3章からなるこの本は、1章が学校の近くにいる子どもや大人へのメッセ―ジめいたもの、あとの2章が実際に自分の子供のことについての軽いエッセイ仕立てになっている。
1章はかなりマジな内容。これは、大いなる共感とともに、私の学校への不安をかなり軽くしてくれるものであった。たとえば、「学校は、軍隊ではない」という章。私も小・中学生の頃、やたら行進隊列にうるさい先生達を疑問に思っていたのだ。やっぱりあれは軍隊のまねっこだったのか。子供心にもなんだかイヤだったよ。他にも、「学校は子供に画一化を押しつけるくせに、同じ口で個性化を薦めるのはおかしい」とか。確かにそれじゃ子供はどうしていいかわかんないよなあ。などなど、どれも非常に納得・共感できる内容であった。特に一番の趣旨である「学校は、降りてもいい」というその主張は、今の学校に不安を抱いていた身を大いに勇気づけ、ほっと安心させてくれるものであった。
2章と3章は、彼女お得意の軽くて楽しい育児エッセイ。『赤ちゃんが来た』から読んでるせいか、もうすっかりリクオくんのことを知り合いの子供みたいに感じてしまっている(笑)。ああ、大きくなったねえ、みたいな。リクオくんは相変わらず元気で天真爛漫で、かわいい。
学校や子供に不安や疑問を持ってる方にはぜひオススメ。あなたの迷いを取り除く、心強い1冊。何が一番大事か、ってことがよくわかります。当たり前のことなんだけど、実際には意外と見失いがちだよね。

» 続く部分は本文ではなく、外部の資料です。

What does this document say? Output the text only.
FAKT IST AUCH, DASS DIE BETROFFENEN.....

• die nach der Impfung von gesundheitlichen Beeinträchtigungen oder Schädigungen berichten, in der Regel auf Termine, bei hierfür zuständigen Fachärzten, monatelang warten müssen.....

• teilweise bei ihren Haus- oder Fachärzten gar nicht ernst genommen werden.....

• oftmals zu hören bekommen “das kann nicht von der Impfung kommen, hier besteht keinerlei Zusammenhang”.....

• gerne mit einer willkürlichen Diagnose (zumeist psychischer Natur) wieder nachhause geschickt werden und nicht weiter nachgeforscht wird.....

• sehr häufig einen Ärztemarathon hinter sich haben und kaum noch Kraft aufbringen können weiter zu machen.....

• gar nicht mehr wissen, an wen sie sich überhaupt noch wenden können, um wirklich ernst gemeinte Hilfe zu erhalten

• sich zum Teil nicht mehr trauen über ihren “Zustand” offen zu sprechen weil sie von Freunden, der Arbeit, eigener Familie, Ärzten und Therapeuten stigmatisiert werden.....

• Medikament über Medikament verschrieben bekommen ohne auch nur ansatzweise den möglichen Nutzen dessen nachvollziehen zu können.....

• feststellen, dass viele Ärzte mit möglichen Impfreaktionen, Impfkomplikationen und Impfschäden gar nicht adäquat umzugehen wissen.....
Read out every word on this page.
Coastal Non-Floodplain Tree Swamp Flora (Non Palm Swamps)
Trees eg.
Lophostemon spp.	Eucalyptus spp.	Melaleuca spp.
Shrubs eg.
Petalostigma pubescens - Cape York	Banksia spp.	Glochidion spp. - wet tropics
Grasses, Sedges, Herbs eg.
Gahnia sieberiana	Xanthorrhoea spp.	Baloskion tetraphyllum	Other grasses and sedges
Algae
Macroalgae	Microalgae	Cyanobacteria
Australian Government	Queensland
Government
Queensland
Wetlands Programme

『椰子・椰子』☆☆☆1/2 川上弘美(新潮文庫、01.5月刊)
ひとことで言うと、「なんだかオトボケなヘンな話〜」(笑)。とある女性の日記といった形式で、彼女の春夏秋冬がつづられている。が、これがぜーんぶヘンテコでむちゃくちゃなのだ。淡々とした筆致のくせに、とんでもないことばかり書いてある。もぐらと写真を撮ったり、友人の会社のコピー機に4歳くらいの女の子が住み着いたり、殿様が町内副会長をつとめていたり、もうとにかく全編こんな調子なのだ。
現実からぽーんと飛んでむちゃくちゃなこと書いてるんだけど、その飛び方が実にいいカンジ。わざとらしさがなくて、肩の力が抜けている。飛ぶ方向、飛距離、着地点、どれもがなんだか心地よい。ふふっと笑いたくなる。そう、夜中や明け方にみる、なんともいえない奇妙な夢みたい。目覚めて、雰囲気やそのときの感情(すごく悲しいとか、なんだか切ないとか)ははっきり覚えてるのに、いざ言葉にしようとするとどうにもうまく説明できなくて、ただのヘンテコな話になっちゃう。あの感覚にいちばん近いかもしれない。
ちなみに、私のいちばん好きな話は「ぺたぺたさん」。こういう恋愛小説もあるんだなあ!